I read in another thread someone was having a similar issue with brightness/On/Off and they were suggesting the only way of achieving this without the buggyness is to separate it into 2 virtual channels (One Color, one Switch), but I honestly don’t see how that’s going to help me much. I’m still going to get a power button on the Color side with all the troubles.

Any ideas about the color picker?

Thanks
Nic

No, it was offering an explanation of the feature. It is enabled (“true”) by default for each Item.

You’ve misunderstood OH commands, Item states, and autoupdate. Autoupdate never ever issues commands. It may make state changes. The distinctions are important. “Do this” instructions, “It’s like this” status.
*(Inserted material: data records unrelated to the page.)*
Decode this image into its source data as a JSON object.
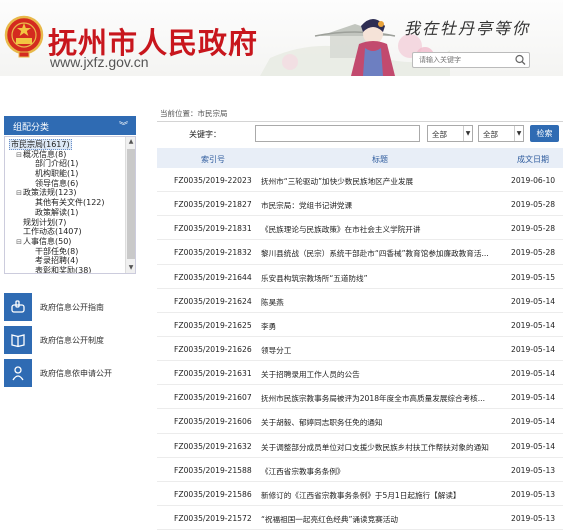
{
  "header": {
    "site_title": "抚州市人民政府",
    "site_url": "www.jxfz.gov.cn",
    "slogan": "我在牡丹亭等你",
    "search_placeholder": "请输入关键字",
    "accent_color": "#c8161d"
  },
  "sidebar": {
    "category_header": "组配分类",
    "tree": [
      {
        "toggle": "",
        "label": "市民宗局(1617)",
        "indent": 0,
        "selected": true
      },
      {
        "toggle": "⊟",
        "label": "概况信息(8)",
        "indent": 1
      },
      {
        "toggle": "",
        "label": "部门介绍(1)",
        "indent": 2
      },
      {
        "toggle": "",
        "label": "机构职能(1)",
        "indent": 2
      },
      {
        "toggle": "",
        "label": "领导信息(6)",
        "indent": 2
      },
      {
        "toggle": "⊟",
        "label": "政策法规(123)",
        "indent": 1
      },
      {
        "toggle": "",
        "label": "其他有关文件(122)",
        "indent": 2
      },
      {
        "toggle": "",
        "label": "政策解读(1)",
        "indent": 2
      },
      {
        "toggle": "",
        "label": "规划计划(7)",
        "indent": 1
      },
      {
        "toggle": "",
        "label": "工作动态(1407)",
        "indent": 1
      },
      {
        "toggle": "⊟",
        "label": "人事信息(50)",
        "indent": 1
      },
      {
        "toggle": "",
        "label": "干部任免(8)",
        "indent": 2
      },
      {
        "toggle": "",
        "label": "考录招聘(4)",
        "indent": 2
      },
      {
        "toggle": "",
        "label": "表彰和奖励(38)",
        "indent": 2
      }
    ],
    "links": [
      {
        "label": "政府信息公开指南",
        "icon": "pointer-hand-icon"
      },
      {
        "label": "政府信息公开制度",
        "icon": "book-icon"
      },
      {
        "label": "政府信息依申请公开",
        "icon": "person-icon"
      }
    ],
    "brand_color": "#2f6bb3"
  },
  "main": {
    "breadcrumb": "当前位置：市民宗局",
    "keyword_label": "关键字：",
    "keyword_value": "",
    "select1": "全部",
    "select2": "全部",
    "search_label": "检索",
    "columns": {
      "index": "索引号",
      "title": "标题",
      "date": "成文日期"
    },
    "rows": [
      {
        "index": "FZ0035/2019-22023",
        "title": "抚州市“三轮驱动”加快少数民族地区产业发展",
        "date": "2019-06-10"
      },
      {
        "index": "FZ0035/2019-21827",
        "title": "市民宗局：党组书记讲党课",
        "date": "2019-05-28"
      },
      {
        "index": "FZ0035/2019-21831",
        "title": "《民族理论与民族政策》在市社会主义学院开讲",
        "date": "2019-05-28"
      },
      {
        "index": "FZ0035/2019-21832",
        "title": "黎川县统战（民宗）系统干部赴市“四香械”教育馆参加廉政教育活...",
        "date": "2019-05-28"
      },
      {
        "index": "FZ0035/2019-21644",
        "title": "乐安县构筑宗教场所“五道防线”",
        "date": "2019-05-15"
      },
      {
        "index": "FZ0035/2019-21624",
        "title": "陈昊燕",
        "date": "2019-05-14"
      },
      {
        "index": "FZ0035/2019-21625",
        "title": "李勇",
        "date": "2019-05-14"
      },
      {
        "index": "FZ0035/2019-21626",
        "title": "领导分工",
        "date": "2019-05-14"
      },
      {
        "index": "FZ0035/2019-21631",
        "title": "关于招聘录用工作人员的公告",
        "date": "2019-05-14"
      },
      {
        "index": "FZ0035/2019-21607",
        "title": "抚州市民族宗教事务局被评为2018年度全市高质量发展综合考核...",
        "date": "2019-05-14"
      },
      {
        "index": "FZ0035/2019-21606",
        "title": "关于胡毅、郁婷同志职务任免的通知",
        "date": "2019-05-14"
      },
      {
        "index": "FZ0035/2019-21632",
        "title": "关于调整部分成员单位对口支援少数民族乡村扶工作帮扶对象的通知",
        "date": "2019-05-14"
      },
      {
        "index": "FZ0035/2019-21588",
        "title": "《江西省宗教事务条例》",
        "date": "2019-05-13"
      },
      {
        "index": "FZ0035/2019-21586",
        "title": "新修订的《江西省宗教事务条例》于5月1日起施行【解读】",
        "date": "2019-05-13"
      },
      {
        "index": "FZ0035/2019-21572",
        "title": "“祝福祖国一起亮红色经典”诵读竞赛活动",
        "date": "2019-05-13"
      }
    ]
  }
}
I know nothing about Google Home. Whatever commands it may issue that successfully arrive at openHAB, you will see in the events.log
If you are puzzling over what is going on, you might show us the relevant snippet.

Nope. This is something in the Google Home UI?

So I didn’t quite know where to go from here, so I simply kept tinkering. I realized I didn’t really need the virtual device, I simply used the real LED light I wanted to control through that. It’s still a little buggy but I can live with it.

Anyone else has an idea about the issues with the Google Home color picker?

Thanks
Nic

I’ve been working quite a bit on this project lately, this issue completely disappeared at some point, I can’t say for certain what partially solved the issue but I think it had to do with the fact that I was missing the stateTopic in my MQTT channel definition. Google Home still doesn’t always reflect the current state properly but at least I can control the color using the color picker which was the biggest annoyance of all of this.

I’ll report back here if I ever find a complete solution.